Neighbourhood surprised when city opens homeless warming station next to a school
City defends location of temporary facility 'so people don't die on our streets'
Those living in the St. Lawrence Market neighbourhood say they were taken by surprise when the city set up an emergency homeless shelter in a community centre attached to an elementary school there just before Christmas.
"This morning police were over at the community centre picking up needles," community activist Erin Ademoglu wrote in an email to CBC Toronto last month. "School and community centre staff have been left to sort this out without a proper plan and and guidance."
The temporary warming station opened at the St. Lawrence Community Recreation Centre, on the Esplanade, in mid-December. The centre is physically connected to Market Lane Junior and Senior Public School.
The warming station is scheduled to stay open until the end of February, Coun. Pam McConnell said.

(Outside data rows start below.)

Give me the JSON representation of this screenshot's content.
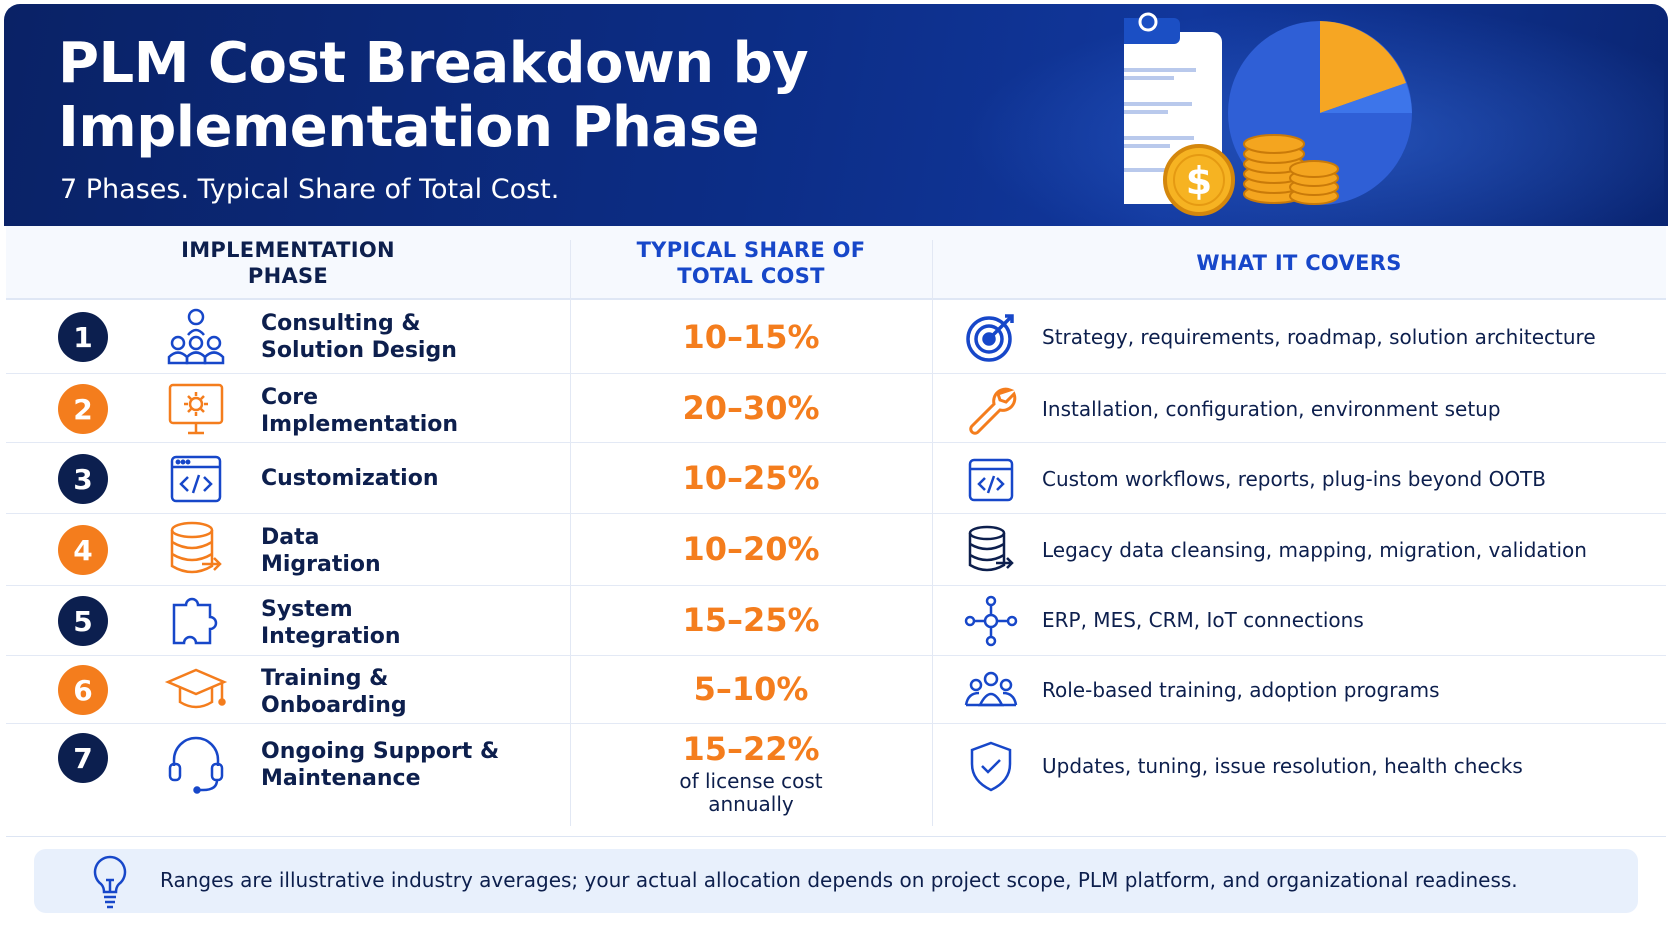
{
  "header": {
    "title_line1": "PLM Cost Breakdown by",
    "title_line2": "Implementation Phase",
    "subtitle": "7 Phases. Typical Share of Total Cost."
  },
  "table": {
    "columns": {
      "phase_line1": "IMPLEMENTATION",
      "phase_line2": "PHASE",
      "share_line1": "TYPICAL SHARE OF",
      "share_line2": "TOTAL COST",
      "covers": "WHAT IT COVERS"
    },
    "rows": [
      {
        "number": "1",
        "name_line1": "Consulting &",
        "name_line2": "Solution Design",
        "share": "10–15%",
        "covers": "Strategy, requirements, roadmap, solution architecture",
        "phase_icon": "consulting-team-icon",
        "covers_icon": "target-icon"
      },
      {
        "number": "2",
        "name_line1": "Core",
        "name_line2": "Implementation",
        "share": "20–30%",
        "covers": "Installation, configuration, environment setup",
        "phase_icon": "monitor-gear-icon",
        "covers_icon": "wrench-icon"
      },
      {
        "number": "3",
        "name_line1": "Customization",
        "name_line2": "",
        "share": "10–25%",
        "covers": "Custom workflows, reports, plug-ins beyond OOTB",
        "phase_icon": "code-window-icon",
        "covers_icon": "code-window-icon"
      },
      {
        "number": "4",
        "name_line1": "Data",
        "name_line2": "Migration",
        "share": "10–20%",
        "covers": "Legacy data cleansing, mapping, migration, validation",
        "phase_icon": "database-arrow-icon",
        "covers_icon": "database-arrow-icon"
      },
      {
        "number": "5",
        "name_line1": "System",
        "name_line2": "Integration",
        "share": "15–25%",
        "covers": "ERP, MES, CRM, IoT connections",
        "phase_icon": "puzzle-icon",
        "covers_icon": "network-hub-icon"
      },
      {
        "number": "6",
        "name_line1": "Training &",
        "name_line2": "Onboarding",
        "share": "5–10%",
        "covers": "Role-based training, adoption programs",
        "phase_icon": "graduation-cap-icon",
        "covers_icon": "people-group-icon"
      },
      {
        "number": "7",
        "name_line1": "Ongoing Support &",
        "name_line2": "Maintenance",
        "share": "15–22%",
        "share_note_line1": "of license cost",
        "share_note_line2": "annually",
        "covers": "Updates, tuning, issue resolution, health checks",
        "phase_icon": "headset-icon",
        "covers_icon": "shield-check-icon"
      }
    ]
  },
  "note": {
    "text": "Ranges are illustrative industry averages; your actual allocation depends on project scope, PLM platform, and organizational readiness.",
    "icon": "lightbulb-icon"
  },
  "hero_icon": "clipboard-pie-coins-icon",
  "colors": {
    "navy": "#0c1f4f",
    "orange": "#f47d1d",
    "blue": "#1747c9",
    "header": "#0c2d86"
  }
}
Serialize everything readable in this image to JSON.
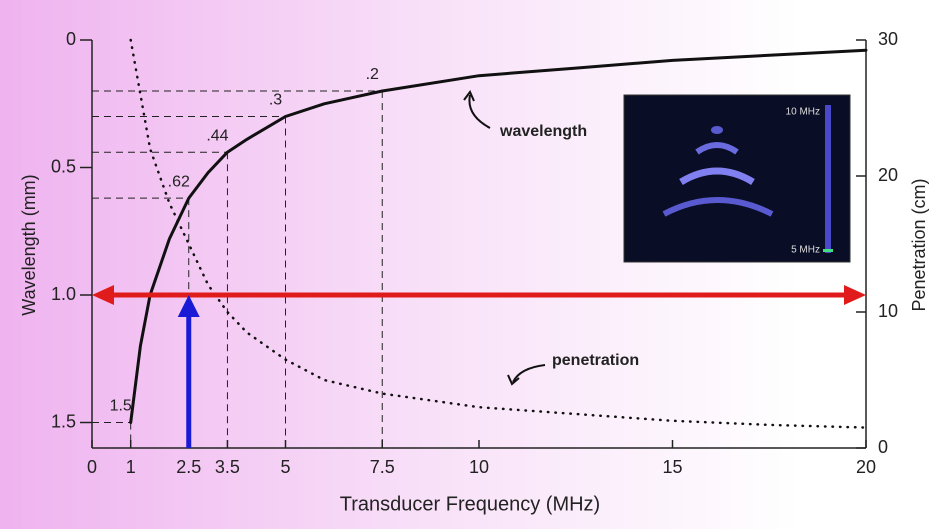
{
  "chart_data": {
    "type": "line",
    "xlabel": "Transducer Frequency (MHz)",
    "ylabel": "Wavelength (mm)",
    "y2label": "Penetration (cm)",
    "xlim": [
      0,
      20
    ],
    "xticks": [
      0,
      1,
      2.5,
      3.5,
      5,
      7.5,
      10,
      15,
      20
    ],
    "ylim": [
      1.6,
      0
    ],
    "yticks": [
      0,
      0.5,
      {
        "value": 1,
        "label": "1.0"
      },
      1.5
    ],
    "y2lim": [
      0,
      30
    ],
    "y2ticks": [
      0,
      10,
      20,
      30
    ],
    "series": [
      {
        "name": "wavelength",
        "color": "#111111",
        "style": "solid",
        "x": [
          1,
          1.25,
          1.5,
          2,
          2.5,
          3,
          3.5,
          4,
          5,
          6,
          7.5,
          10,
          12.5,
          15,
          17.5,
          20
        ],
        "values": [
          1.5,
          1.2,
          1.0,
          0.78,
          0.62,
          0.52,
          0.44,
          0.39,
          0.3,
          0.25,
          0.2,
          0.14,
          0.11,
          0.08,
          0.06,
          0.04
        ]
      },
      {
        "name": "penetration",
        "color": "#111111",
        "style": "dotted",
        "axis": "y2",
        "x": [
          1,
          1.5,
          2,
          2.5,
          3,
          3.5,
          4,
          5,
          6,
          7.5,
          10,
          12.5,
          15,
          17.5,
          20
        ],
        "values": [
          30,
          22,
          18,
          15,
          12,
          10,
          8.5,
          6.5,
          5,
          4,
          3,
          2.5,
          2,
          1.7,
          1.5
        ]
      }
    ],
    "markers": [
      {
        "x": 1,
        "y": 1.5,
        "label": "1.5"
      },
      {
        "x": 2.5,
        "y": 0.62,
        "label": ".62"
      },
      {
        "x": 3.5,
        "y": 0.44,
        "label": ".44"
      },
      {
        "x": 5,
        "y": 0.3,
        "label": ".3"
      },
      {
        "x": 7.5,
        "y": 0.2,
        "label": ".2"
      }
    ],
    "reference_lines": [
      {
        "axis": "y",
        "value": 1,
        "color": "#e01b1b"
      },
      {
        "axis": "x",
        "value": 2.5,
        "to": 1,
        "color": "#1a1ad6"
      }
    ],
    "inset": {
      "top_label": "10 MHz",
      "bottom_label": "5 MHz"
    }
  }
}
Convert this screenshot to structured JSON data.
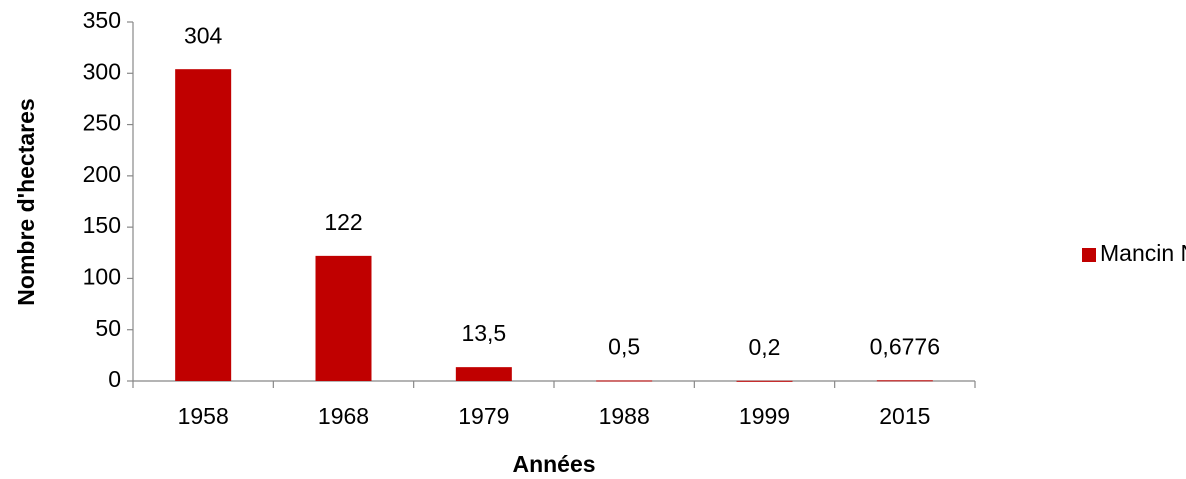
{
  "chart_data": {
    "type": "bar",
    "x_label": "Années",
    "y_label": "Nombre d'hectares",
    "categories": [
      "1958",
      "1968",
      "1979",
      "1988",
      "1999",
      "2015"
    ],
    "series": [
      {
        "name": "Mancin N",
        "color": "#c00000",
        "values": [
          304,
          122,
          13.5,
          0.5,
          0.2,
          0.6776
        ],
        "value_labels": [
          "304",
          "122",
          "13,5",
          "0,5",
          "0,2",
          "0,6776"
        ]
      }
    ],
    "ylim": [
      0,
      350
    ],
    "yticks": [
      0,
      50,
      100,
      150,
      200,
      250,
      300,
      350
    ],
    "legend": "right"
  }
}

The centre can hold as many as 30 people and acts only an overflow facility, meaning homeless people need to be referred there from established shelters, the Ward 28 Toronto Centre–Rosedale councillor said.
"It's only open at 9 p.m., it's after all the community uses, really, and it's cleared by nine in the morning, because they're going somewhere else for breakfast."
As for the discovery of needles in December, McConnell said there's no evidence they came from people who'd been staying at the warming centre.
"They weren't any different than any of the needles that are being used in all of the back alleys in all of the downtown areas," she said.
Local street nurse Cathy Crowe, who lives in the neighbourhood, agreed with residents like Ademoglu who say the facility is in the wrong place.
"They should have picked a community centre that is just a community centre — not a shared facility," she said. "The city just messed up royally on this."
Crowe also said the city did a poor job of communicating its plans to residents.
"The city has not done any communicating with the media, no communication to outreach workers and no attempt to communicate with the homeless," she said. "I call it the secret warming centre."
She has been lobbying the city to open more permanent, 24-hour shelters in its armouries at Fort York and Moss Park.
McConnell told CBC Toronto on Monday that she arranged for a meeting between city staff and residents within days of finding out that the warming centre would open.
And she defended the decision to open it in the St. Lawrence Community Recreation Centre.
"Council has made it very clear that these are facilities and programs that have to be in place to ensure that people don't die on our streets."